Verflucht der Mensch, der sich abwendet vom Herrn. Was steckt hinter dieser Aussage? Zunächst das Abwenden vom Herrn: Gott steht für Recht und Gerechtigkeit und die Würde des Menschen. Glauben an den lebendigen Gott zeigt sich in der Achtung von Recht und Gerechtigkeit, in der Sorge, dass den Mitmenschen Recht und Gerechtigkeit zukommt und ihre Würde gewahrt wird. Wer das Recht, die Gerechtigkeit und die Würde von Menschen missachtet, wird in der biblischen Sprache zum Frevler, zum Gottfernen.
Was meint verflucht sein? In der sogenannten Sündenfallerzählung und beim Brudermord – Kain und Abel – haben jeweils der Fluch zur Folge, dass das Leben, die Beziehungen, die Arbeit mühsam und beschwerlich werden, dass Leiden, Schmerzen, Entfremdung und Unruhe wachsen. Es geht nicht ums Töten oder Vernichten, sondern der paradiesische Zustand geht verloren.

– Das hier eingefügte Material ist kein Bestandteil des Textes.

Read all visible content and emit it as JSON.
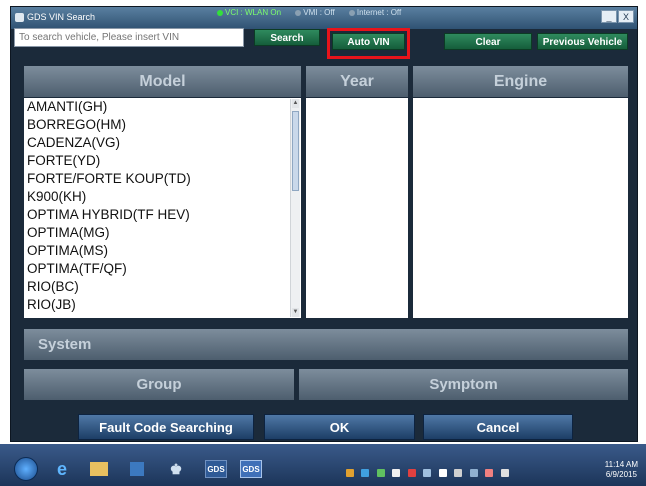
{
  "window": {
    "title": "GDS VIN Search",
    "status": {
      "vci": "VCI : WLAN On",
      "vmi": "VMI : Off",
      "internet": "Internet : Off"
    },
    "controls": {
      "minimize": "_",
      "close": "X"
    }
  },
  "search": {
    "placeholder": "To search vehicle, Please insert VIN",
    "search_label": "Search",
    "auto_vin_label": "Auto VIN",
    "clear_label": "Clear",
    "previous_vehicle_label": "Previous Vehicle"
  },
  "columns": {
    "model": "Model",
    "year": "Year",
    "engine": "Engine"
  },
  "models": [
    "AMANTI(GH)",
    "BORREGO(HM)",
    "CADENZA(VG)",
    "FORTE(YD)",
    "FORTE/FORTE KOUP(TD)",
    "K900(KH)",
    "OPTIMA HYBRID(TF HEV)",
    "OPTIMA(MG)",
    "OPTIMA(MS)",
    "OPTIMA(TF/QF)",
    "RIO(BC)",
    "RIO(JB)"
  ],
  "sections": {
    "system": "System",
    "group": "Group",
    "symptom": "Symptom"
  },
  "actions": {
    "fault_code": "Fault Code Searching",
    "ok": "OK",
    "cancel": "Cancel"
  },
  "taskbar": {
    "app1": "GDS",
    "app2": "GDS",
    "time": "11:14 AM",
    "date": "6/9/2015"
  },
  "colors": {
    "highlight": "#e8141b",
    "green_button": "#1f7a4c",
    "header": "#6b7b8b"
  }
}
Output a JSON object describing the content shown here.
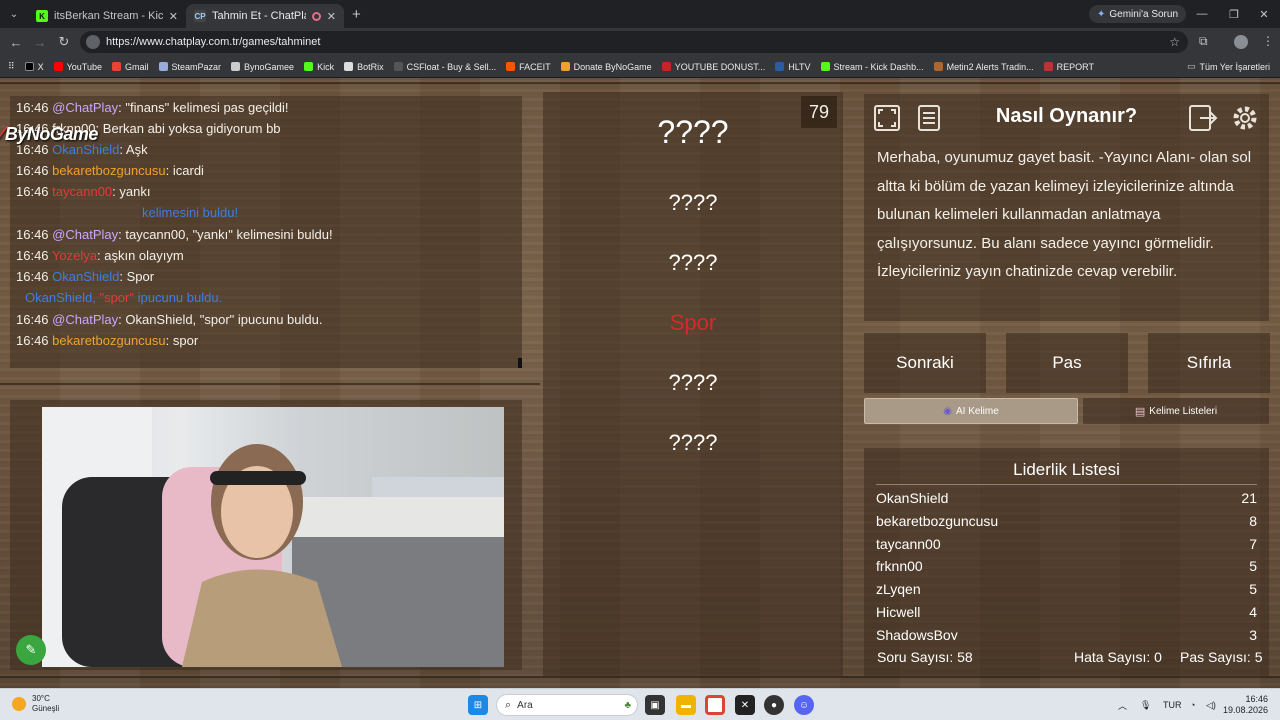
{
  "browser": {
    "tabs": [
      {
        "title": "itsBerkan Stream - Kick Dashbo",
        "favicon": "kick-green"
      },
      {
        "title": "Tahmin Et - ChatPlay",
        "favicon": "chatplay"
      }
    ],
    "new_tab": "+",
    "gemini_button": "Gemini'a Sorun",
    "url": "https://www.chatplay.com.tr/games/tahminet",
    "bookmarks": [
      "X",
      "YouTube",
      "Gmail",
      "SteamPazar",
      "BynoGamee",
      "Kick",
      "BotRix",
      "CSFloat - Buy & Sell...",
      "FACEIT",
      "Donate ByNoGame",
      "YOUTUBE DONUST...",
      "HLTV",
      "Stream - Kick Dashb...",
      "Metin2 Alerts Tradin...",
      "REPORT"
    ],
    "all_bookmarks": "Tüm Yer İşaretleri"
  },
  "chat": {
    "lines": [
      {
        "ts": "16:46",
        "user": "@ChatPlay",
        "user_color": "#caa6ff",
        "msg": ": \"finans\" kelimesi pas geçildi!"
      },
      {
        "ts": "16:46",
        "user": "frknn00",
        "user_color": "#f3f0ea",
        "msg": ": Berkan abi yoksa gidiyorum bb"
      },
      {
        "ts": "16:46",
        "user": "OkanShield",
        "user_color": "#3d7fe0",
        "msg": ": Aşk"
      },
      {
        "ts": "16:46",
        "user": "bekaretbozguncusu",
        "user_color": "#f0a030",
        "msg": ": icardi"
      },
      {
        "ts": "16:46",
        "user": "taycann00",
        "user_color": "#e23b3b",
        "msg": ": yankı"
      },
      {
        "ts": "",
        "user": "",
        "user_color": "#3d7fe0",
        "msg": "kelimesini buldu!"
      },
      {
        "ts": "16:46",
        "user": "@ChatPlay",
        "user_color": "#caa6ff",
        "msg": ": taycann00, \"yankı\" kelimesini buldu!"
      },
      {
        "ts": "16:46",
        "user": "Yozelya",
        "user_color": "#e23b3b",
        "msg": ": aşkın olayıym"
      },
      {
        "ts": "16:46",
        "user": "OkanShield",
        "user_color": "#3d7fe0",
        "msg": ": Spor"
      },
      {
        "ts": "",
        "user": "OkanShield,",
        "user_color": "#3d7fe0",
        "msg": "ipucunu buldu.",
        "extra": "\"spor\""
      },
      {
        "ts": "16:46",
        "user": "@ChatPlay",
        "user_color": "#caa6ff",
        "msg": ": OkanShield, \"spor\" ipucunu buldu."
      },
      {
        "ts": "16:46",
        "user": "bekaretbozguncusu",
        "user_color": "#f0a030",
        "msg": ": spor"
      }
    ],
    "brand_overlay": "ByNoGame"
  },
  "game": {
    "timer": "79",
    "words": [
      {
        "text": "????",
        "state": "hidden",
        "size": "big"
      },
      {
        "text": "????",
        "state": "hidden",
        "size": "small"
      },
      {
        "text": "????",
        "state": "hidden",
        "size": "small"
      },
      {
        "text": "Spor",
        "state": "found",
        "size": "small"
      },
      {
        "text": "????",
        "state": "hidden",
        "size": "small"
      },
      {
        "text": "????",
        "state": "hidden",
        "size": "small"
      }
    ]
  },
  "info": {
    "title": "Nasıl Oynanır?",
    "text": "Merhaba, oyunumuz gayet basit. -Yayıncı Alanı- olan sol altta ki bölüm de yazan kelimeyi izleyicilerinize altında bulunan kelimeleri kullanmadan anlatmaya çalışıyorsunuz. Bu alanı sadece yayıncı görmelidir. İzleyicileriniz yayın chatinizde cevap verebilir."
  },
  "controls": {
    "next": "Sonraki",
    "pass": "Pas",
    "reset": "Sıfırla",
    "tab_ai": "AI Kelime",
    "tab_lists": "Kelime Listeleri"
  },
  "leaderboard": {
    "title": "Liderlik Listesi",
    "rows": [
      {
        "name": "OkanShield",
        "score": "21"
      },
      {
        "name": "bekaretbozguncusu",
        "score": "8"
      },
      {
        "name": "taycann00",
        "score": "7"
      },
      {
        "name": "frknn00",
        "score": "5"
      },
      {
        "name": "zLyqen",
        "score": "5"
      },
      {
        "name": "Hicwell",
        "score": "4"
      },
      {
        "name": "ShadowsBoy",
        "score": "3"
      }
    ]
  },
  "stats": {
    "questions": "Soru Sayısı: 58",
    "errors": "Hata Sayısı: 0",
    "passes": "Pas Sayısı: 5"
  },
  "taskbar": {
    "temp": "30°C",
    "weather": "Güneşli",
    "search": "Ara",
    "lang": "TUR",
    "time": "16:46",
    "date": "19.08.2026"
  }
}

Der Kardinal von Wien Christoph Schönborn hält fest: Die Welt verläuft immer in der Spannung dieser beiden Pole: Vertrauen, Rechtstaatlichkeit und Achtung der Würde auf der einen Seite und auf der anderen Seite, Misstrauen, Willkür und Verachtung von Gruppen. Das Vertrauen und die Rechtstaatlichkeit beruhen auf Verträgen, die weite Teile des Lebens regeln. Sie werden, wie man sagt, auf Treu und Glauben abgeschlossen. Sie sind im gegenseitigen Vertrauen verfasst. Beide Seiten haben sich auf den Inhalt geeinigt. Sie müssen deshalb von beiden Seiten gewissenhaft eingehalten werden. Das gilt für alle Verträge, wie: Mietverträge, im Handel, in der Wirtschaft, Eheverträge und auch zwischenstaatlichen Vereinbarungen.
Verträge können natürlich verändert werden. Dann müssen sie aber neu verhandelt werden. Recht und Gerechtigkeit und der Rechtsstaat leben davon, dass Verträge gelten.
Das Gegenteil davon ist Willkür: Der Mächtige diktiert seinen Willen, egal was vertraglich vereinbart ist. Solche Willkür erzeugt Angst und Misstrauen, sie untergräbt das gegenseitige Vertrauen. Es ist auf nichts mehr Verlass.
Zu Recht und Gerechtigkeit in der Politik gehört, dass es gerade ihre Aufgabe ist, für die Achtung der Würde von Schwächeren, Armen und Hilfsbedürftigen zu sorgen. Parolen wie: „Amerika first“, „Festung Europa“, „Festung Österreich“ u.ä. sind keine tauglichen Mittel der Würde von schutzbedürftigen Menschen gerecht zu werden. Sie spalten, produzieren Ängste und Neid, sind gepflasterte Wege aus dem Paradies hinaus.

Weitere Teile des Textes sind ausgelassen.